Not Left Alone with the Inner Light

May 18, 2011

Christianity came into the world firstly in order to assert with violence that a man had not only to look inwards, but to look outwards, to behold with astonishment and enthusiasm a divine company and a divine captain. The only fun of being a Christian was that a man was not left alone with the Inner Light, but definitely recognized an outer light, fair as the sun, clear as the moon, terrible as an army with banners.

G. K. Chesterton, Orthodoxy (New York: Doubleday, 1990), 76.


The Pertinence of Theology

May 16, 2011

The pertinence of theology consists in making the exposition of revelation its exclusive task.
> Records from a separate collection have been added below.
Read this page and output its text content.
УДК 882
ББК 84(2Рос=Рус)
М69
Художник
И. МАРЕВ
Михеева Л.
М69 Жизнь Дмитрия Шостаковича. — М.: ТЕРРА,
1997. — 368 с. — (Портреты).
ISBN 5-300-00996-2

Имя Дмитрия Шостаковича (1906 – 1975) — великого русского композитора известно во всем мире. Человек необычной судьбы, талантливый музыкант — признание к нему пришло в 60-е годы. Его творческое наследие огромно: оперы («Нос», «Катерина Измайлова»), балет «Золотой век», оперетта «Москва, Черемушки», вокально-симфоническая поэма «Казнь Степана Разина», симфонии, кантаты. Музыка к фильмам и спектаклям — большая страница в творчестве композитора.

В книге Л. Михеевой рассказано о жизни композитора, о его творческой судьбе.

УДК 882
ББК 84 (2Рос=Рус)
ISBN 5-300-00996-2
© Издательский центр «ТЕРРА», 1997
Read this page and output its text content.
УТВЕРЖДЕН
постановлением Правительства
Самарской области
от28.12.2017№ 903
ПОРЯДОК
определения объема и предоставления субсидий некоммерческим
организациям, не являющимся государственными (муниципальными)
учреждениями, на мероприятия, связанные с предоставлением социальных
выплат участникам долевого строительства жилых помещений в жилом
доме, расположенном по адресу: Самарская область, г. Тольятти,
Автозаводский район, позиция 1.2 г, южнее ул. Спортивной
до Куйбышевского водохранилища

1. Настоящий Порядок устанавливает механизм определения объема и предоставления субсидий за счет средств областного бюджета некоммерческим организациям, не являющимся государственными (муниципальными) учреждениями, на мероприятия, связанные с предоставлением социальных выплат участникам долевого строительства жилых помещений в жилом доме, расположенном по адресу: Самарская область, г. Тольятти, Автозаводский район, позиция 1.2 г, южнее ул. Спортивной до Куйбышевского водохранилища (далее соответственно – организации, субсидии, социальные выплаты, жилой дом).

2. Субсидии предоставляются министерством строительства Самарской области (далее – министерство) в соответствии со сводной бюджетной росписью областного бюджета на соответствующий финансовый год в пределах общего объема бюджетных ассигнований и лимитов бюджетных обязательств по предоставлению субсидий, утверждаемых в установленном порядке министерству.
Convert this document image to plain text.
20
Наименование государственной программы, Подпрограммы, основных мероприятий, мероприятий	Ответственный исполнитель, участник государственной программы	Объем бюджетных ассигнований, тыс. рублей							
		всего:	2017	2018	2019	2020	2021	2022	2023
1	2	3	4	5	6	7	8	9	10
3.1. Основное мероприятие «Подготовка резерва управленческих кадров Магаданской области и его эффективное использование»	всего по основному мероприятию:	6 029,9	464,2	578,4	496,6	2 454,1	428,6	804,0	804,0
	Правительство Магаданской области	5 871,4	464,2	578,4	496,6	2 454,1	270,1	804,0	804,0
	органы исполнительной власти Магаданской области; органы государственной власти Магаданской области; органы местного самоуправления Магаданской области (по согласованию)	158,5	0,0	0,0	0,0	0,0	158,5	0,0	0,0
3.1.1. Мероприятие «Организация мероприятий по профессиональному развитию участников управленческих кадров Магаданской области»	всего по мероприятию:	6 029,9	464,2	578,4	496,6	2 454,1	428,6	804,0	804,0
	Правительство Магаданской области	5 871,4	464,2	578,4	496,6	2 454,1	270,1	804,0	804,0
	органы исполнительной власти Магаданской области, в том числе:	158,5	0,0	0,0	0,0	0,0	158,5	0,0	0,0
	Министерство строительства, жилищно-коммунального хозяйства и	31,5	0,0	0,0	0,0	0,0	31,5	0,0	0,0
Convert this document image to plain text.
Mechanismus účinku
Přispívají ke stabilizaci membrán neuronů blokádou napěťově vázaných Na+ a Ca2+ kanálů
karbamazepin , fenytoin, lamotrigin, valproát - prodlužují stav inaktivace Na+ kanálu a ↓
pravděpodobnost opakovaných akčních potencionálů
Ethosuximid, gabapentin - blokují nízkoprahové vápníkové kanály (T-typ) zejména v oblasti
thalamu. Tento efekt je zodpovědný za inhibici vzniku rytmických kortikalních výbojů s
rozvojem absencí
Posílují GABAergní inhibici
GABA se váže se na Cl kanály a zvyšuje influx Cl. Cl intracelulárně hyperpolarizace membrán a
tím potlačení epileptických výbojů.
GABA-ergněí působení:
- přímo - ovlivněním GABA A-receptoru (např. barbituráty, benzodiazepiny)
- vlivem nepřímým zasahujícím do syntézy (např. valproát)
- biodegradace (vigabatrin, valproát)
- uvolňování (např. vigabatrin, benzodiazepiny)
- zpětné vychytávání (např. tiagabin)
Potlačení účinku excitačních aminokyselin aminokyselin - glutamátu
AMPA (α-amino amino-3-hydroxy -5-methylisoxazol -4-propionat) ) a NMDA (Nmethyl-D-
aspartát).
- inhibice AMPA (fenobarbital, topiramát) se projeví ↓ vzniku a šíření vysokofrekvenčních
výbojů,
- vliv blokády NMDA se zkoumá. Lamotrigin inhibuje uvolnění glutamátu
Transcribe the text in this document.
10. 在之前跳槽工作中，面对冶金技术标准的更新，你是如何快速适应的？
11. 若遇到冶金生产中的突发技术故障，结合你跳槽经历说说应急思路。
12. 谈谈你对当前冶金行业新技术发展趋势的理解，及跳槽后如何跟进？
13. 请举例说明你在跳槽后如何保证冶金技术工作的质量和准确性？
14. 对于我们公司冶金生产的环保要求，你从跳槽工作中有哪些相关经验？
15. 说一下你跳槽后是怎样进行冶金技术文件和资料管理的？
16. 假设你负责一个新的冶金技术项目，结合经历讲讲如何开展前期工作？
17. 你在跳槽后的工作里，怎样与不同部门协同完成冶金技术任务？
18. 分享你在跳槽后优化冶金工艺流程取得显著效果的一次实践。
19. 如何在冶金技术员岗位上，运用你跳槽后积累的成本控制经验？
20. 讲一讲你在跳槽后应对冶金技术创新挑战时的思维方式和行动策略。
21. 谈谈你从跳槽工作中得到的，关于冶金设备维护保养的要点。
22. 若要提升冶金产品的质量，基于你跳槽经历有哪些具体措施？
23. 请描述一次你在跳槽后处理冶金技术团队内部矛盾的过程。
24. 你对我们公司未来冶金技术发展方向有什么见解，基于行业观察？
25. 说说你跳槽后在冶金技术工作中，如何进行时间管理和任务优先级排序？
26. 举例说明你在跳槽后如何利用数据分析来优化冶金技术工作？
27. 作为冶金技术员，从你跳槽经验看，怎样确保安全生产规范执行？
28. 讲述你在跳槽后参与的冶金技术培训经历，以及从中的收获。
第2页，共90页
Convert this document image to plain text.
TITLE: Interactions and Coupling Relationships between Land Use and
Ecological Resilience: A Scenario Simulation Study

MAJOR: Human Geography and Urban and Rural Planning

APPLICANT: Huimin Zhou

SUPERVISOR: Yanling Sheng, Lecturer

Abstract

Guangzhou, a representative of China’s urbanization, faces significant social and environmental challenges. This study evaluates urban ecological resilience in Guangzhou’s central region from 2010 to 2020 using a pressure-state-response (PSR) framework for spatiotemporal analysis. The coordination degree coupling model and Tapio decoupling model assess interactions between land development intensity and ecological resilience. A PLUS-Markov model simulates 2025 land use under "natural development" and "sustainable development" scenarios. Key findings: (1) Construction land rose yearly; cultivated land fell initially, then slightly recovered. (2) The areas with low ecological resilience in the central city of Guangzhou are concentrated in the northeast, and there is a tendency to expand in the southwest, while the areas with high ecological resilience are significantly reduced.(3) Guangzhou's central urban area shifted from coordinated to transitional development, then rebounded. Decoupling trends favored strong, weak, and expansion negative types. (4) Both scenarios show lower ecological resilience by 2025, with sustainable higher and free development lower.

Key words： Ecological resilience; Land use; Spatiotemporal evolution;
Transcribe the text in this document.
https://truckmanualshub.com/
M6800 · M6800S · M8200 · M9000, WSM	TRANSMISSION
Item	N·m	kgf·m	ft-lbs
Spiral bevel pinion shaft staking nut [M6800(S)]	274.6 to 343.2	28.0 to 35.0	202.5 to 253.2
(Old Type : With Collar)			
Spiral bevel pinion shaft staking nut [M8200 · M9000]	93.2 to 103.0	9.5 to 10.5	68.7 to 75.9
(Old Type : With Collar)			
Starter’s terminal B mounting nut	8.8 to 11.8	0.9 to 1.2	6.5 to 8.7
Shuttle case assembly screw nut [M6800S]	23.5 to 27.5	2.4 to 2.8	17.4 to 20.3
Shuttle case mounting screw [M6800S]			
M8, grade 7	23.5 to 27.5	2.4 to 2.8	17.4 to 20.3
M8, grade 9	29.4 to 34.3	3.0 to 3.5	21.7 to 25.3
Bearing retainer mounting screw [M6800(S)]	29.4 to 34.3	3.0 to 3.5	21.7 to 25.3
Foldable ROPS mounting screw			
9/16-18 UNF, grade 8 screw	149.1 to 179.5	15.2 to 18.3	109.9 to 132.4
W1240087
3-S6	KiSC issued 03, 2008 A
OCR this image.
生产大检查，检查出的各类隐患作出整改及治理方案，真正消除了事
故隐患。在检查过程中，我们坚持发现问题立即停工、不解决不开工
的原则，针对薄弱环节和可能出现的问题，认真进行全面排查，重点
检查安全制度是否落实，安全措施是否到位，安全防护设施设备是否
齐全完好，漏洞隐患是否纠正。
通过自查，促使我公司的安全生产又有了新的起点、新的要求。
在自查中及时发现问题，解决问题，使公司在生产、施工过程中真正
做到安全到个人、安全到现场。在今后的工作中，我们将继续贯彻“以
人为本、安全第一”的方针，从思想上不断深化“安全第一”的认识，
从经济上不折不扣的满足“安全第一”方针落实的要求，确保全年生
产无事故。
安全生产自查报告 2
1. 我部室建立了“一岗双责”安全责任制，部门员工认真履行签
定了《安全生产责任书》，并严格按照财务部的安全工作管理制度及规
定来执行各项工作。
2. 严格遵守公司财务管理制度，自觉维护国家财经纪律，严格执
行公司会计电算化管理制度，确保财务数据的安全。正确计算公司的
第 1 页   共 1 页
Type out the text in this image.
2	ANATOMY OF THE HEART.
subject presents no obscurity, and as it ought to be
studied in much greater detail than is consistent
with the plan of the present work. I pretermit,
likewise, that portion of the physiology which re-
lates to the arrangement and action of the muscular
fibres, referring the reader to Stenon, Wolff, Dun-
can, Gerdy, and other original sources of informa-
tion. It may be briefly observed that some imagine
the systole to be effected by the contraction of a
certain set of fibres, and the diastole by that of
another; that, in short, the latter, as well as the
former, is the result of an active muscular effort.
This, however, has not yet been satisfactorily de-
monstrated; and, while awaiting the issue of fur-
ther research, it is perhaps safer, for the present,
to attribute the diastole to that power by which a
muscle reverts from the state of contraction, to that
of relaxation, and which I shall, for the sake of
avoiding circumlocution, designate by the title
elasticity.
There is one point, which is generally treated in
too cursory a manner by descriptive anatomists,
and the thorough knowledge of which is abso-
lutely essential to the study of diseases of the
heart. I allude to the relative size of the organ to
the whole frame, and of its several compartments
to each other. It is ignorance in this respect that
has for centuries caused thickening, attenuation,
Karl Barth, Church Dogmatics, II/1, trans. T. H. L. Parker, W. B. Johnson, Harold Knight, J. L. M. Haire, eds. G. W. Bromiley and T.F. Torrance (Edinburgh: T&T Clark, 1957), 203.

Zadie Smith on Reading

May 10, 2011

But the problem with readers, the idea we’ve been given of reading is that the model of a reader is the person watching a film, or watching television. So the greatest principal is, ‘I should sit here and be entertained.’ And the more classical model is the idea of a reader as an amateur musician. An amateur musician who sits at the piano, has a piece of music, which is the work, made by somebody they don’t know who they probably couldn’t comprehend entirely, and they have to use their skills to play this piece of music. The greater the skill, the greater the gift that you give the artist and the artist gives you. That’s an incredibly unfashionable idea of reading. And yet when you practice reading, and you work at a text, it can only give you what you put into it. It’s an old moral, but it’s completely true.

Zadie Smith

Hostile gods are false gods

May 10, 2011

For according to the Word which He Himself has spoken in His supreme and final work, there is no other God. All other gods, all gods which are hostile to man, are false gods.

Karl Barth, Church Dogmatics, IV/1, trans. G. W. Bromiley, G. W. Bromiley and T.F. Torrance (Edinburgh: T&T Clark, 1956), 38.

Only the Haters Seem Alive

May 6, 2011

Whenever I feel bad, I go to the library and read controversial periodicals. Though I do not know whether I am a liberal or a conservative, I am nevertheless enlivened by the hatred which one bears the other. In fact, this hatred strikes me as one of the few signs of life remaining in the world. This is another thing about the world which is upsidedown: all the friendly and likable people seem dead to me; only the haters seem alive.

Walker Percy, The Moviegoer (New York: Vintage, 1998), 100.

Dogmatic Intolerance

May 2, 2011

It is only where adversaries are opposed with genuine dogmatic intolerance that there is the possibility of genuine and profitable discussion. For it is only there that one confession has something to say to the other.

Karl Barth, Church Dogmatics, I/2, trans. G. W. Bromiley, ed. G. W. Bromiley and T.F. Torrance (Edinburgh: T&T Clark, 1956), 827.

Barth Timeline

May 2, 2011

Thanks to Via Crucis for this Barth Timeline which outlines both the German and English publication dates for most of Barth’s works.

Exegesis and Dogmatics

May 2, 2011

A great post by Ben Myers on the relation between exegesis and dogmatics.

Here’s an excerpt:

In other words, there’s no one-way street from exegesis to dogmatics – the traffic always moves in both directions. And as Bultmann rightly insisted, there can never be a “presuppositionless exegesis,” in which the exegete confronts the text of scripture with a theological blank slate. Theology is always there already – indeed, it’s already inscribed in the texts themselves, and in the whole array of lexical, text-critical and historical tools which are used to translate and interpret these texts. It’s theology all the way down!

Philosophers as Hidden Theologians

December 29, 2010

Every creative philosopher is a hidden theologian (sometimes even a declared theologian).

Paul Tillich, Systematic Theology, Vol. 1 (Chicago: University of Chicago Press, 1951), 25.

Hermann Venema: Definition of Covenant; Covenant of Works

August 8, 2010

A covenant is a voluntary agreement on the part of two or three persons to enter into friendship on certain conditions, or to renew it when broken, and is usually accompanied for the purpose of confirmation by the observance of ceremonies of various kinds.

The covenant of works it is said consisted in the agreement entered into between God and man, according to which the latter by rendering perfect and uninterrupted obedience to the divine commands in his own strength would have secured for himself.

Hermann Venema, Institutes of Theology, trans., Alex W. Brown (Andover: Draper Brothers, 1853), 445-446.